LA NATO, il Pentagono, Airbus. L’intelligenza artificiale made in Italy si ritaglia un posto importante nel mondo. E’ il caso di Studiomapp, una startup innovativa nata alla fine del 2015 dall’intuizione di Angela Corbari e Leonardo Alberto Dal Zovo

(al centro nella foto), basi a Ravenna e Roma, specializzata nell’elaborazione di immagini satellitari. «Siamo specializzati - spiega Corbari - in location intelligence, ovvero lo studio e l’analisi del territorio che ci ha portati sempre più ad utilizzare e interpretare le immagini satellitari con tecniche di intelligenza artificiale per reperire informazioni sul territorio e sull’ambiente su scala mondiale».

STUDIOMAPP ha vinto due concorsi internazionali di assoluto livello negli Stati Uniti, uno organizzato dal Pentagono e l’altro dalla Nato. «Per il Pentagono con i nostri modelli di intelligenza artificiale - racconta Dal Zovo - abbiamo estrapolato informazioni dalle immagini satellitari per mappare il territorio con l’obiettivo di velocizzare le operazioni di soccorso dopo disastri naturali. L’obiettivo era poter mappare territori soprattutto di aree remote per permettere alla macchina dei soccorsi di avere un quadro preciso della situazione e poter intervenire con maggior rapidità ed efficacia». La stessa tecnologia è stata usata dall’Agenzia per la comunicazione e l’informazione della Nato alla ricerca di tecnologie innovative nell’ambito del monitoraggio dell’ecosistema marittimo.

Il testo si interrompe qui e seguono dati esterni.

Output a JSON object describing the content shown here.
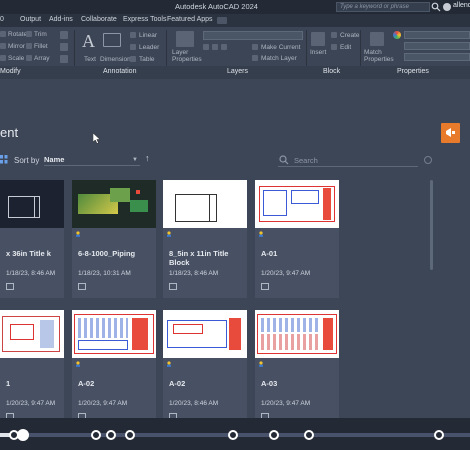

«IL FOCUS era appunto centrato sul traffico e i trasporti marittimi. Noi abbiamo realizzato un servizio di analisi delle immagini satellitari che permettesse di riconoscere fino a dieci tipologie di imbarcazioni con l’obiettivo di comprendere il traffico marittimo, effettuando un controllo incrociato con l’Ais, il sistema di identificazione automatica di tracciamento delle navi». Il progetto di Studiomapp consente in sostanza di rilevare l’imbarcazione anche nel caso in cui l’Ais sia stato falsificato o spento. Con un’evidente efficacia sul fronte della sicurezza e della lotta ai traffici illeciti. Un altro progetto cui Studiomapp sta lavorando si chiama Qirate, un sistema di comprensione del territorio che ha come obiettivo quello di misurare e dare un punteggio a determinate zone di una città.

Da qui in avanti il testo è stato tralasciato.